This trial is evaluating whether Speech breathing intervention will improve 2 primary outcomes, 2 secondary outcomes, and 1 other outcome in patients with Dyspnea. Measurement will happen over the course of Assessed after the 4-week experimental condition, at the end of the study period..
This trial requires 20 total participants across 2 different treatment groups
This trial involves 2 different treatments. Speech Breathing Intervention is the primary treatment being studied. Participants will all receive the same treatment. There is no placebo group. The treatments being tested are not being studied for commercial purposes.
The causes of dyspnea can be classified into intrinsic causes caused by lung disease and extrinsic causes caused by cardiac and pulmonary disease. The principal causes are lung disease (which mostly cause restrictive pulmonary dysfunction) and vascular disease (which are common causes of restrictive lung disease).
Patients with dyspnea report a variety of typical signs of breathlessness. In addition, dyspnea has the potential to make patients anxious, frustrated and depressed. Patients with dyspnea may be less likely than those without dyspnea to report use of pain medications but more likely to report their use of over-the-counter medications to ease pain and dyspnea.
No cures can be found for shortness of breath, the symptom of which is closely connected to not only physical functioning but also psychological well-being. However, dyspnea is a symptom that can be reduced at the most.
In the United States, around 5.1 million people suffer from dyspnea at least once a year, that is 9.5% of all adults. The proportion of women is higher due to lower cigarette consumption in women.
Dyspnea can occur as a result of lung conditions like pulmonary embolism, congestive heart failure, pneumonia, pulmonary embolism and sarcoidosis, lung cancer, asthma, obstructive sleep apnea syndrome, lung disease like COPD, and respiratory infection. And dyspnea is the symptom that will most often help with the diagnosis of lung diseases. It is reasonable to consider any underlying lung disease when evaluating dyspnea.

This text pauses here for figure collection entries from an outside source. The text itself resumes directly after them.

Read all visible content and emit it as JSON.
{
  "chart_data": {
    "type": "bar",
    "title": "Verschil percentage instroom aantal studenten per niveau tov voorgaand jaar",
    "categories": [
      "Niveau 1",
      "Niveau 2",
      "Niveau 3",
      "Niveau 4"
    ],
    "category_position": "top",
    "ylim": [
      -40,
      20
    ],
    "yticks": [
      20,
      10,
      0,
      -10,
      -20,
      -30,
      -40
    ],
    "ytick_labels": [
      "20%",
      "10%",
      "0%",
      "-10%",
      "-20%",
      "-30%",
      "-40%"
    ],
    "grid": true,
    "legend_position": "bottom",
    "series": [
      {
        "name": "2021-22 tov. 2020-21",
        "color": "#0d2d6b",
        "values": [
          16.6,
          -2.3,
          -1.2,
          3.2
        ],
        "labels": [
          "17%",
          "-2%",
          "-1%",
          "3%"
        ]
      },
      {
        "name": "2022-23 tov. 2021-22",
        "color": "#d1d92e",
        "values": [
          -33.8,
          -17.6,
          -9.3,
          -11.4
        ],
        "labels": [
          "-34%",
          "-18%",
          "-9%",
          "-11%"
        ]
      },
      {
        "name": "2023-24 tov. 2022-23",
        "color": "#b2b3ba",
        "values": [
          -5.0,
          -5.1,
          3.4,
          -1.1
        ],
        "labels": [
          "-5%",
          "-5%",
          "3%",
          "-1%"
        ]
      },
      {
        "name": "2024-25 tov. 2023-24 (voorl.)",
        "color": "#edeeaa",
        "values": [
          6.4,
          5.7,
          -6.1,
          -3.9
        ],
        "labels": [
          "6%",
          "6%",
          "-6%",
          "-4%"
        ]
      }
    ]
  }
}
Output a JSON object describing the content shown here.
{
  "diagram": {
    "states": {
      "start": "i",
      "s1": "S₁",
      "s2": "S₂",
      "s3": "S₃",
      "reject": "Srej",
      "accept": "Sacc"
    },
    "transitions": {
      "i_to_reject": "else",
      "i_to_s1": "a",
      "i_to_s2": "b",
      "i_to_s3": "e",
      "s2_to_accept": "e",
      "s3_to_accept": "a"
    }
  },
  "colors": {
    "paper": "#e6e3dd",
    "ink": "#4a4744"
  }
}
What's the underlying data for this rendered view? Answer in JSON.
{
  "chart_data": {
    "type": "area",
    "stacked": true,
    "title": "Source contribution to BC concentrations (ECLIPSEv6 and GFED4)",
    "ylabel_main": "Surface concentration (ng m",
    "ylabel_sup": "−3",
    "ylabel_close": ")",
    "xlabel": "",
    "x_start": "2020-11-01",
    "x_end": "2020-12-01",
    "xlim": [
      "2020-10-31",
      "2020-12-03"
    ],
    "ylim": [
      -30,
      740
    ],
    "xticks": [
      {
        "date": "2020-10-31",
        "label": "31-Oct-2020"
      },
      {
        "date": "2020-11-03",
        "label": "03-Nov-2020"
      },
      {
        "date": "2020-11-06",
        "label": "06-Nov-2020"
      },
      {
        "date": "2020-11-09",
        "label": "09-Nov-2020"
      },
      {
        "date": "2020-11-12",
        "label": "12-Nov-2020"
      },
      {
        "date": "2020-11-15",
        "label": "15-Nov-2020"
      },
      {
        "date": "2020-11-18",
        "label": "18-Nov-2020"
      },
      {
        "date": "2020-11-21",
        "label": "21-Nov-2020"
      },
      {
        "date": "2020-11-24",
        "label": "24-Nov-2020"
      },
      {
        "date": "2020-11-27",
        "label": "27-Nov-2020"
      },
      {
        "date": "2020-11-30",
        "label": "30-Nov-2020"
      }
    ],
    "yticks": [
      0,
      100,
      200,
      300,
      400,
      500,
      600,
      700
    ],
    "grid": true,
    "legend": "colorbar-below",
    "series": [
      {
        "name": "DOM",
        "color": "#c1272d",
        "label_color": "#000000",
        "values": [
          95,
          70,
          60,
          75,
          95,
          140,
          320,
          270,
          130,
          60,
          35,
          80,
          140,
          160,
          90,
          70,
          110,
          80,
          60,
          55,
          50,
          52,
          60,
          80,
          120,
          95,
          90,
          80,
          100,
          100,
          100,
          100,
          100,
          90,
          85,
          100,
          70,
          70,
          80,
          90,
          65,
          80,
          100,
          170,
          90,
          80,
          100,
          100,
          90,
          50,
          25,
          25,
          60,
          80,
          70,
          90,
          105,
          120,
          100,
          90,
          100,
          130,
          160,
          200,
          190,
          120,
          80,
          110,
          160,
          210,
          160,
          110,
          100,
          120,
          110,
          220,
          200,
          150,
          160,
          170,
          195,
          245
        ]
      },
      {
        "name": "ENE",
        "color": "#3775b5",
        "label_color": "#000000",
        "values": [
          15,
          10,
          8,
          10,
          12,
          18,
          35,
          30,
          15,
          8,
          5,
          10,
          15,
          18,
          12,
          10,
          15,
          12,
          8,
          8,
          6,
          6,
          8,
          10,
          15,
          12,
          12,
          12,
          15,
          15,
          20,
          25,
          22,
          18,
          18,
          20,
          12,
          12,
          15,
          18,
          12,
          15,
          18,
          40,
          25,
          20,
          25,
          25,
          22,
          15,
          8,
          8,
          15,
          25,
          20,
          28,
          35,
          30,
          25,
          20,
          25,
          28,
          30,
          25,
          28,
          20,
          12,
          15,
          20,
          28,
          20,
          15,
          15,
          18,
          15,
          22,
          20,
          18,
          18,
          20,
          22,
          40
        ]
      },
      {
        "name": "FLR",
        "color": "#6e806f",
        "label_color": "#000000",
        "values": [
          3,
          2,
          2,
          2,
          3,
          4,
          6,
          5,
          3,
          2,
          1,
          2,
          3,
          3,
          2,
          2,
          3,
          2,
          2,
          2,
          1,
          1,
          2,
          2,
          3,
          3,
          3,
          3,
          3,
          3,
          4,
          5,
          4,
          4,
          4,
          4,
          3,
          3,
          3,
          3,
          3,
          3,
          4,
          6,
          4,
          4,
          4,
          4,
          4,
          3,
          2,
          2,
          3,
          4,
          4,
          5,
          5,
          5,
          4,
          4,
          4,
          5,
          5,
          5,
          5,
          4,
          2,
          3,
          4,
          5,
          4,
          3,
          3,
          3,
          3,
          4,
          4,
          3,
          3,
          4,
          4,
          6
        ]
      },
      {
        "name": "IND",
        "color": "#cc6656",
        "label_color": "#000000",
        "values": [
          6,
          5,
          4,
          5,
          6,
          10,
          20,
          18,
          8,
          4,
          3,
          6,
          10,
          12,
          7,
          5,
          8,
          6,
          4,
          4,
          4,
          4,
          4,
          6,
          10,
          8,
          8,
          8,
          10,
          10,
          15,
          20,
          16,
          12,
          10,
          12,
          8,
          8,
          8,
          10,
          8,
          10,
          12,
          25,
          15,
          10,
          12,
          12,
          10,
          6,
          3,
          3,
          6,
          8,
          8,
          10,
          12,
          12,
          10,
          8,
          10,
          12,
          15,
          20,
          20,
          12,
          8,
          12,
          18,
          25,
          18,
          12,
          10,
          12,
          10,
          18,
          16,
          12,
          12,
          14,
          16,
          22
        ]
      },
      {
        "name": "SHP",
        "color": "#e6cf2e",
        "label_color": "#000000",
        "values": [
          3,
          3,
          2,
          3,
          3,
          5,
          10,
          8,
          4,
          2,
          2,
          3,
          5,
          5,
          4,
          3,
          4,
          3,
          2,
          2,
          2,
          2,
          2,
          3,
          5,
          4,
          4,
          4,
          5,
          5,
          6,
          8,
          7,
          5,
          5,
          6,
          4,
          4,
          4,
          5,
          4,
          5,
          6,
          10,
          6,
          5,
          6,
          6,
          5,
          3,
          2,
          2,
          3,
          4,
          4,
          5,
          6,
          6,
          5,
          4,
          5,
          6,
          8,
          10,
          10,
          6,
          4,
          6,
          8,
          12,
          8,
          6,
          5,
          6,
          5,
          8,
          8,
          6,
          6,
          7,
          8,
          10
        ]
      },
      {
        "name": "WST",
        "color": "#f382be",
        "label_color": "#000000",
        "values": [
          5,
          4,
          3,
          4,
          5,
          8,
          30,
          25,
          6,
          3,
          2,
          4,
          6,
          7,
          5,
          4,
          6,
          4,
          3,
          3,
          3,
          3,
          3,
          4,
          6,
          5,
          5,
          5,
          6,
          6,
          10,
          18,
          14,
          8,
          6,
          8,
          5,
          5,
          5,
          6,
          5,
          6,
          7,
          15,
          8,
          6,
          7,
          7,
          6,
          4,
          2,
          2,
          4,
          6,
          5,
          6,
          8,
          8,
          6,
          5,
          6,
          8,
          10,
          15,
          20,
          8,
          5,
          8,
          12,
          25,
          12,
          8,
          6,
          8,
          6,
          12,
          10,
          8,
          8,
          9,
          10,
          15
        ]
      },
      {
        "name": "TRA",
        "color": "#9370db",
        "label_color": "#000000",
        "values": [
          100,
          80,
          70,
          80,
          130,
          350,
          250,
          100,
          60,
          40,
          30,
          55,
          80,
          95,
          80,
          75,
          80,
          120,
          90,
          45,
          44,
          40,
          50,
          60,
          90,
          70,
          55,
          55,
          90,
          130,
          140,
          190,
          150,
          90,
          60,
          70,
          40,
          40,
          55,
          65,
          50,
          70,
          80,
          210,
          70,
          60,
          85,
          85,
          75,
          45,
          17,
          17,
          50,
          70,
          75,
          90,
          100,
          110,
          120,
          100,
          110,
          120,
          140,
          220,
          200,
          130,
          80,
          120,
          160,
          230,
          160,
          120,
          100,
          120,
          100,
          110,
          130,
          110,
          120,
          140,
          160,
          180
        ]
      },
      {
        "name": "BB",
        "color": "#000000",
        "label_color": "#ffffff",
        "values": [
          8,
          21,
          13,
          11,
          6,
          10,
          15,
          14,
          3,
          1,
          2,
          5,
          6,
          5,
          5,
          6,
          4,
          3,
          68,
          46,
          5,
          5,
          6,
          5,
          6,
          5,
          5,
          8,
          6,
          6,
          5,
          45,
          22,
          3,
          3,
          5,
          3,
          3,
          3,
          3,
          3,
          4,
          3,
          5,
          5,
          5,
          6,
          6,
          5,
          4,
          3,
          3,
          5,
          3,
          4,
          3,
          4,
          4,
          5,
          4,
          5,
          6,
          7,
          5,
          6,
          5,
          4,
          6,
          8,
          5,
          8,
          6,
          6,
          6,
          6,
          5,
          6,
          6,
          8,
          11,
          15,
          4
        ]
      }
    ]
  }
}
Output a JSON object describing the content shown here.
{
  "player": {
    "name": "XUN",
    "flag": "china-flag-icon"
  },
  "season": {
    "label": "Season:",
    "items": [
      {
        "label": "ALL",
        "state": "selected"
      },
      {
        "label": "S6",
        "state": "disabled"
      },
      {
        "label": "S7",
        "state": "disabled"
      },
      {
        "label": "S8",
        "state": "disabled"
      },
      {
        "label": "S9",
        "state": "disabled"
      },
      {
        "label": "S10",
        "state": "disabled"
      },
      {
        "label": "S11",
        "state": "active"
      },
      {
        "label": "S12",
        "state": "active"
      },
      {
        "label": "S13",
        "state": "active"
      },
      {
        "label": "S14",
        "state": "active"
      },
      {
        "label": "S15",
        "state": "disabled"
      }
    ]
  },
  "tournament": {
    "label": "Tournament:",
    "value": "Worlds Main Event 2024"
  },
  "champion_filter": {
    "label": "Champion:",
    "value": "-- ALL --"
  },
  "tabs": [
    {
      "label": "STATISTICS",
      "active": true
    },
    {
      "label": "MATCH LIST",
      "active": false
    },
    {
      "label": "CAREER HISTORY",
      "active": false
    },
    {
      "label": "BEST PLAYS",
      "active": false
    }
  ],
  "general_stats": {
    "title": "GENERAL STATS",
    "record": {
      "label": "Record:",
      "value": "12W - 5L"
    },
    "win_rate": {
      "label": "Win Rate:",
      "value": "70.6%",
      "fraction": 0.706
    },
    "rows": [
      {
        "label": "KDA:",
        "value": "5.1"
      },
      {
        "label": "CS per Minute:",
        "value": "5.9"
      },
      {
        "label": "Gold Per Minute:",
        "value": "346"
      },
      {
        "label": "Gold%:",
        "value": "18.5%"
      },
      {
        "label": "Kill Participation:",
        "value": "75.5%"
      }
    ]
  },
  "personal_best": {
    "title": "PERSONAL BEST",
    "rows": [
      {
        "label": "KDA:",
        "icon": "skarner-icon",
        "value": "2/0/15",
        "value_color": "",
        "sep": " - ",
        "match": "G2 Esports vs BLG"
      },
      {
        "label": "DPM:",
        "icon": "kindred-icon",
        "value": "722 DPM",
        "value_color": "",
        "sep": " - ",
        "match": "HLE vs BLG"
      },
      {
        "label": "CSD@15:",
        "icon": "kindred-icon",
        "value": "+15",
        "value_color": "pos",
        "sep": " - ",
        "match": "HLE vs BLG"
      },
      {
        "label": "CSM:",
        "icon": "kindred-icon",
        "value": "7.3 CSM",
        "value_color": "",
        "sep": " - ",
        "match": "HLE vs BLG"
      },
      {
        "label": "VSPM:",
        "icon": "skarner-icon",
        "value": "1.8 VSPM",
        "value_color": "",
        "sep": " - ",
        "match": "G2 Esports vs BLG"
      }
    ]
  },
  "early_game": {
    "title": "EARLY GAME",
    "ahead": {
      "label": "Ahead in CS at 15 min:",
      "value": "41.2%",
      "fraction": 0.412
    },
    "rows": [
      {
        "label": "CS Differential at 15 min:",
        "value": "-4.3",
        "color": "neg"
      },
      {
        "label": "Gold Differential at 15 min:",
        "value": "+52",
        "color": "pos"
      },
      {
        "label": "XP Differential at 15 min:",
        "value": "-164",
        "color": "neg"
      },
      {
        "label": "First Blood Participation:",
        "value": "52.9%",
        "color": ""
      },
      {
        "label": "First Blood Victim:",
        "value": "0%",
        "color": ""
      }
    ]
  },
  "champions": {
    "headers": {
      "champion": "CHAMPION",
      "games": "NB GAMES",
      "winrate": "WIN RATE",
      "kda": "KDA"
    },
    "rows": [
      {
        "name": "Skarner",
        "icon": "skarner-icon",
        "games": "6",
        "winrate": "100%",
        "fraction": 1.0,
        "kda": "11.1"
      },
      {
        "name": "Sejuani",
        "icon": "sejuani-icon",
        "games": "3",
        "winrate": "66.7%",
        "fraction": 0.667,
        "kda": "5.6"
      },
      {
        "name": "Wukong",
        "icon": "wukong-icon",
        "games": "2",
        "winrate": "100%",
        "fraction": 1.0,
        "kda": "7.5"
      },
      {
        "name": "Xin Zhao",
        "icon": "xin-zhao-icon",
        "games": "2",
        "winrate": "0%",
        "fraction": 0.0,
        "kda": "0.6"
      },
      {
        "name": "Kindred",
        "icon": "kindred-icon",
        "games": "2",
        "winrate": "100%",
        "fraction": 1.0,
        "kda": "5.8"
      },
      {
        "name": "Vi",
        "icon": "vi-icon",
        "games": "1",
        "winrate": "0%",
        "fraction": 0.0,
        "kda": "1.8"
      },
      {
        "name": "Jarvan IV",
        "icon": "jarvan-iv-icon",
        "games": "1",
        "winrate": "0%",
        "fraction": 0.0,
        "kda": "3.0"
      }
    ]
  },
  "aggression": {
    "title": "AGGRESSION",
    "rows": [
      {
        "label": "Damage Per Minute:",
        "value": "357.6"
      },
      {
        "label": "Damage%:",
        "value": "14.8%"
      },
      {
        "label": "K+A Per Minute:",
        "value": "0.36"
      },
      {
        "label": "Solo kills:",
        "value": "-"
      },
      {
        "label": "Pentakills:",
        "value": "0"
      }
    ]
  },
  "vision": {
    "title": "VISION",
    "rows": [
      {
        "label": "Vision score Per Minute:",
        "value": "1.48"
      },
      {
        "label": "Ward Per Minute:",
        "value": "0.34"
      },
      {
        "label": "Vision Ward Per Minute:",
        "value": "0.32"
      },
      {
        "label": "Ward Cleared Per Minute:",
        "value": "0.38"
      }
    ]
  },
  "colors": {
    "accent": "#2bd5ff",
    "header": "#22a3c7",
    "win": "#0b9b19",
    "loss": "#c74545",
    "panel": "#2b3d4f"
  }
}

Patients with dyspnea should be evaluated for serious medical conditions in the emergency department. Treatments for dyspnea vary based on the underlying cause. Oxygen, a noninvasive ventilation, or bronchodilators can be prescribed depending on the severity of the patients respiratory distress. The treatment should follow the patients clinical symptoms to decrease their anxiety and improve their comfort.
Many patients reported having dyspnea. While severe dyspnea was rare, it was associated with [a higher likelihood of having a history of COPD and a higher likelihood of having had surgery for a lung pathology] but not a higher LOS. The data suggest that dyspnea is common and patients with a chronic lung condition should be considered a possibility before deciding to have surgery. Since the LOS was longer for patients in hospital, a possible cause for the longer LOS could be a desire to do the surgery in a hospital environment with many people present. Patients with severe dyspnea were more likely to report feelings of hopelessness, which was associated with worse outcomes.
Overall, the interventions used are mostly delivered in conjunction with other treatments. These interventions are used frequently (37% of the patients had some interventions) and there are a variety of methods used. More work is required to determine the level of benefit for each of the interventions. Moreover, while some of the interventions may be of use in the short term, the long-term benefit of interventions has not been assessed.
Dyspnea is a familial pattern that can be recognized in a multigenerational pedigree and should be routinely investigated by genetic studies. Genetic counseling is often indicated in this situation, because dyspnea can arise in response to various life-threatening and curable diseases, including hereditary heart conditions and pneumothorax.
There have been a few reports of novel drugs being used in the treatment of dyspnea, including: [cyclooxygenase-2 (COX-2) inhibitors.], [osmoteslicase, and [mefenamic acid.] These drugs are all being used to target the specific biochemical pathway(s) involved in causing or perpetuating dyspnea. However, none of these drugs have been shown to meet the US Food and Drug Administration's [requirement,] “to have a compelling medical rationale or proof of efficacy to prove the safety and efficacy of their use.
Lung and chest wall motion during speech was unchanged by three interventions. Speech breathing is likely to increase abdominal breathing during speech, and lung and chest wall motion during speech. These movements may be of little clinical importance. Results from a recent clinical trial from this pilot study suggest that interventions aimed at breathing as a means of improving speaking skills will have limited effect in improving speech quality.
This literature review has been used to show that some symptoms that patients may experience can be better treated or prevented. There are many factors to consider in making this decision for patients, including age, race/ethnicity, quality of life, and side effects. There are numerous types of treatment options to try for dyspnea based on symptoms, location of dyspnea, and type, severity, and persistence of symptoms. Physicians should be cautious about using treatments for dyspnea without clear proof that they will improve patient outcomes.